The North Carolina mountains are the setting for an epic battle of greed, commerce and self-interest on a level of Paul Thomas Anderson’s recent film ‘There Will Be Blood’, only in the case of Ron Rash’s novel it’s timber rather than oil that is the natural resource in question. Essentially though it’s land that lies at the heart of the issue, whether to exploit it for its natural resources or give it up to the government authorities who claim they want to convert it into national park, and it’s in the struggle that develops for the ownership of this valuable natural resource that, for better or worse, the spirit of American free-enterprise is defined – boundless ambition, naked greed and a high cost paid for in blood.

Interestingly, while the men are certainly the main players in the titanic struggle that erupts here between big business and government, it’s the women behind the scenes who call the shots, driven by their own personal agendas. Pemberton, the owner of the timber empire, is certainly cold and ruthless, but it’s his dealings with two women that determine the direction in which he channels his efforts. Rash sets this up brilliantly in the opening chapter of the book, setting the scene and the tone for what is to follow. On the one hand there is Rachel, a young 16 year-old woman working in a serving capacity for Pemberton, pregnant with his child, cast aside in favour of a whirlwind marriage to a unique and remarkable woman from Boston society. When Serena places the knife into the hand of her new husband to settle the matter with Rachel’s outraged father at the train station, it a defining moment in how matters are to be settled henceforth.

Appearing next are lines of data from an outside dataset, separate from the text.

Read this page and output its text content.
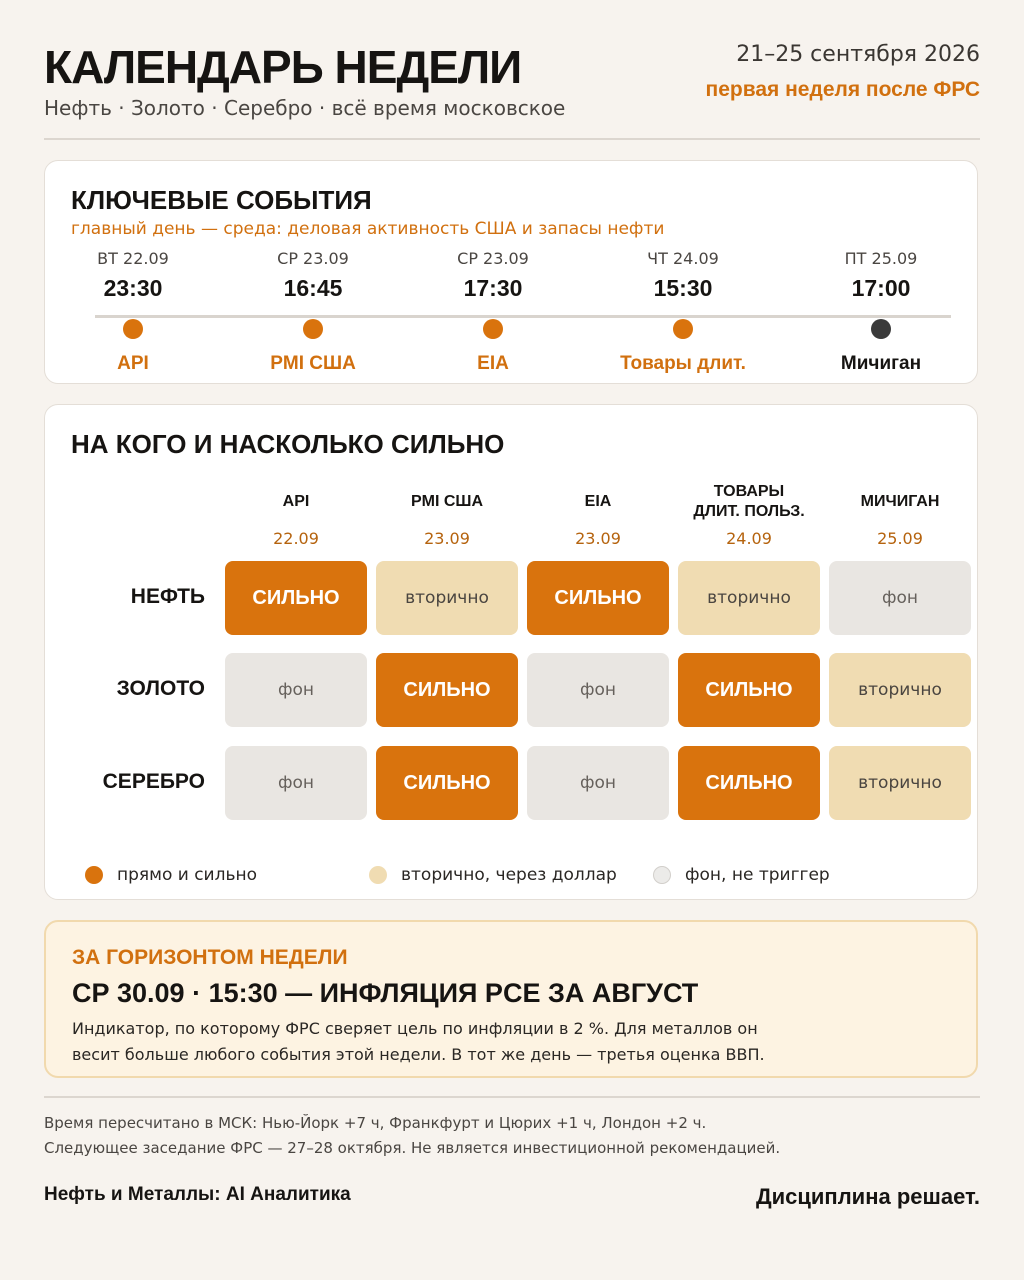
КАЛЕНДАРЬ НЕДЕЛИ
Нефть · Золото · Серебро · всё время московское
21–25 сентября 2026
первая неделя после ФРС
КЛЮЧЕВЫЕ СОБЫТИЯ
главный день — среда: деловая активность США и запасы нефти
ВТ 22.09
23:30
API
СР 23.09
16:45
PMI США
СР 23.09
17:30
EIA
ЧТ 24.09
15:30
Товары длит.
ПТ 25.09
17:00
Мичиган
НА КОГО И НАСКОЛЬКО СИЛЬНО
API
22.09
PMI США
23.09
EIA
23.09
ТОВАРЫ
ДЛИТ. ПОЛЬЗ.
24.09
МИЧИГАН
25.09
НЕФТЬ	СИЛЬНО	вторично	СИЛЬНО	вторично	фон
ЗОЛОТО	фон	СИЛЬНО	фон	СИЛЬНО	вторично
СЕРЕБРО	фон	СИЛЬНО	фон	СИЛЬНО	вторично
прямо и сильно	вторично, через доллар	фон, не триггер
ЗА ГОРИЗОНТОМ НЕДЕЛИ
СР 30.09 · 15:30 — ИНФЛЯЦИЯ PCE ЗА АВГУСТ
Индикатор, по которому ФРС сверяет цель по инфляции в 2 %. Для металлов он весит больше любого события этой недели. В тот же день — третья оценка ВВП.
Время пересчитано в МСК: Нью-Йорк +7 ч, Франкфурт и Цюрих +1 ч, Лондон +2 ч.
Следующее заседание ФРС — 27–28 октября. Не является инвестиционной рекомендацией.
Нефть и Металлы: AI Аналитика	Дисциплина решает.
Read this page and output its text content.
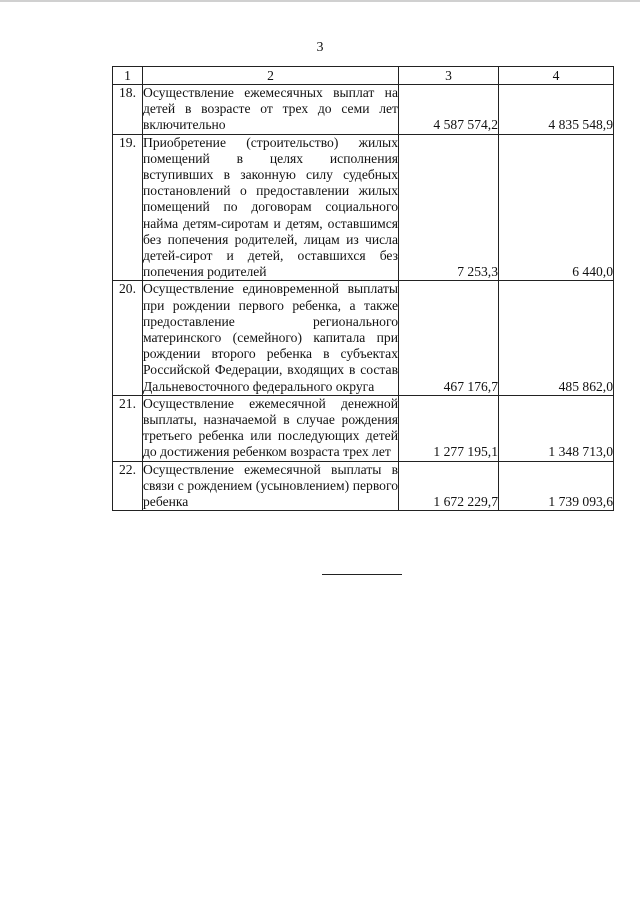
3
1	2	3	4
18.	Осуществление ежемесячных выплат на детей в возрасте от трех до семи лет включительно	4 587 574,2	4 835 548,9
19.	Приобретение (строительство) жилых помещений в целях исполнения вступивших в законную силу судебных постановлений о предоставлении жилых помещений по договорам социального найма детям-сиротам и детям, оставшимся без попечения родителей, лицам из числа детей-сирот и детей, оставшихся без попечения родителей	7 253,3	6 440,0
20.	Осуществление единовременной выплаты при рождении первого ребенка, а также предоставление регионального материнского (семейного) капитала при рождении второго ребенка в субъектах Российской Федерации, входящих в состав Дальневосточного федерального округа	467 176,7	485 862,0
21.	Осуществление ежемесячной денежной выплаты, назначаемой в случае рождения третьего ребенка или последующих детей до достижения ребенком возраста трех лет	1 277 195,1	1 348 713,0
22.	Осуществление ежемесячной выплаты в связи с рождением (усыновлением) первого ребенка	1 672 229,7	1 739 093,6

Serena is an extraordinary character, not particularly likeable, but the perfect embodiment of all the characteristics that are essential to succeed in the climate of the Depression-hit 1920s America – an innate sense of self-preservation maintained through a cold, unflinching certainty and ruthless efficiency. Ron Rash takes a big risk in making his main character thoroughly detestable from a female perspective (though perhaps intentionally dangerously appealing from a male perspective) – which a lot of readers are not going to like – but the novel is well-balanced and achieves a period authenticity for the dialogue and behaviours across all the social and political classes, the author expressively drawing from the harshness of the locations and even from the wildlife into establishing and defining characterisation. A fine piece of writing.